Vintage
この記事は、ギター・マガジン2006年8月号の「VINTAGE GUITAR CAFE」から一部抜粋したものです。
GRETSCH 1967 PX6104 / Rally
67年に発売されたPX6104 ラリーは,ナッシュビルやモンキーズ・モデルともよく似た16インチ幅ダブル・カッタウェイ・シェイプのシンライン・エレクトリック・モデル。ラミネイテッド・メイプル材のボディ内部にセンター・ブロックはなく,全体がホロー構造となっている。

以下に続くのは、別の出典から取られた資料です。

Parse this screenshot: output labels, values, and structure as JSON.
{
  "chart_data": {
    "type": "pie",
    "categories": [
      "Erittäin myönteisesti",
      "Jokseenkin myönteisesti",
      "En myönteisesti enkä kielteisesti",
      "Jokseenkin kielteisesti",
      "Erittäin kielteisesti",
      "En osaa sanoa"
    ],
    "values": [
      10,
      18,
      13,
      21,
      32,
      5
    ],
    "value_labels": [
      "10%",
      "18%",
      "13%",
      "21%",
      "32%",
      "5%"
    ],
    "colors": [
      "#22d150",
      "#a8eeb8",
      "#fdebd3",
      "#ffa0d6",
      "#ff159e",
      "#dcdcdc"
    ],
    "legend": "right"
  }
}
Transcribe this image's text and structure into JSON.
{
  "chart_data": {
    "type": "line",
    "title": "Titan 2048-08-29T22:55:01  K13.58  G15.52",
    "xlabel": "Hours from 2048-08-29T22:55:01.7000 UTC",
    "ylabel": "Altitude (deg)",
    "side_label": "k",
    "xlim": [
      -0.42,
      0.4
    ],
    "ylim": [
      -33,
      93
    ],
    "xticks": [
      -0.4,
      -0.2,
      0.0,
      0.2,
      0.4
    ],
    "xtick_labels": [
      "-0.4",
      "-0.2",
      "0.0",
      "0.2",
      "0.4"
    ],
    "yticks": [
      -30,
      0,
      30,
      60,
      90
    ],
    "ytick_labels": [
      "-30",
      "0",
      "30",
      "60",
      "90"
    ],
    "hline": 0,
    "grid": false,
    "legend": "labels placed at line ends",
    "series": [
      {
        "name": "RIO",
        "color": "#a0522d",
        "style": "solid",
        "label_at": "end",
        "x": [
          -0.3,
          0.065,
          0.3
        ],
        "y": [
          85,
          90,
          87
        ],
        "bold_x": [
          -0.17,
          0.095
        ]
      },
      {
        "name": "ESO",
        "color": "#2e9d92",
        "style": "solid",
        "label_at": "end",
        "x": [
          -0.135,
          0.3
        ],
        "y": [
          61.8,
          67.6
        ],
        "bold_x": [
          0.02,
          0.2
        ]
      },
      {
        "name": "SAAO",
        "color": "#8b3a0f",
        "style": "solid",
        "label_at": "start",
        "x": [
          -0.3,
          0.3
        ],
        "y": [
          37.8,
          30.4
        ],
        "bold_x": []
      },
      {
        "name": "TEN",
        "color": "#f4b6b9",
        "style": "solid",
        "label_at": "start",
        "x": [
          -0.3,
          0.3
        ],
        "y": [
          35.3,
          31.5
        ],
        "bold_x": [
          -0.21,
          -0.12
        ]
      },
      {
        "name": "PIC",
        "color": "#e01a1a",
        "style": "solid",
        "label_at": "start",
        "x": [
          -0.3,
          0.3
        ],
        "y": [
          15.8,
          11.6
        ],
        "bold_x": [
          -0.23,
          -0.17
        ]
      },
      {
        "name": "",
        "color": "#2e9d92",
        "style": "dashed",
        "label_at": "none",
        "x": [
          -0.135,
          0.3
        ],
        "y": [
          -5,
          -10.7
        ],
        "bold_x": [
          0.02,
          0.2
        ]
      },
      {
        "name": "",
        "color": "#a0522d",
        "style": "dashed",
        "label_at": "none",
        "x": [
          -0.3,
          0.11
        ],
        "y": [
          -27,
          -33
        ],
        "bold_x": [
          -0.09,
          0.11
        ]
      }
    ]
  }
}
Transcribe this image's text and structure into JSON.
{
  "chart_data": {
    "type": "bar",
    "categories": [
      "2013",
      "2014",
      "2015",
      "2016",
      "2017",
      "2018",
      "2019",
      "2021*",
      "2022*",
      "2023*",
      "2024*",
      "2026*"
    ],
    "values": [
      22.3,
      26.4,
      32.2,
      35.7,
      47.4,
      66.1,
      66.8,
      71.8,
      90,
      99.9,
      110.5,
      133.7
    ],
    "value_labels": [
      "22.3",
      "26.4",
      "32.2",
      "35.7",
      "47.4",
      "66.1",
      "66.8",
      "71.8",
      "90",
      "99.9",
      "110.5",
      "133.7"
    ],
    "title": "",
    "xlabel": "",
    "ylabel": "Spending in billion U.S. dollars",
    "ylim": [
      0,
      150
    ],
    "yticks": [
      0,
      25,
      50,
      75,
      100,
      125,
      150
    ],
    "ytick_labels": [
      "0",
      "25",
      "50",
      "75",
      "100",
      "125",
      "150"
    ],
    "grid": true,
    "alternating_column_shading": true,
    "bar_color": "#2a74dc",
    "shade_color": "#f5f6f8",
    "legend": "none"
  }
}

モデル名のラリーは,カー・レースのそれを意識しており,トラスロッド・カバーとピックガード上には,レース・カーに施されるコンペティション・ラインが描かれている。当時,フェンダー・ギターにジャガー,ムスタングといったモデル・ネームが採用されていたことも関係していたのかもしれない。ちなみに69年にはフェンダー・ムスタングにもコンペティション・ラインが施されている。この67年製PX6104 ラリーは特徴的な深緑色でカラーリングされているが,これはイギリスのレース・カラー/アーモンド・グリーンを意識したものである。また,バリエーション・モデルとなるPX6105には,表側がバンブー・イエロー,裏側がコッパー・ミストという2トーン・フィニッシュが採用されている。
ハイロートロン・ピックアップ,プリセット・トーン,マスター・ボリュームといったエレクトロニクスは,テネシアンなどとも共通する60年代グレッチの標準的なスペックである。また,驚くことに同モデルにはトレブル・ブースターが内蔵されているが,この効果はパワーアップしたホット・ロッド・カーをイメージしたものだと思われる。しかし,このトレブル・ブースター機能は,ノイズの問題などもありあまり実用的とは言えなかった。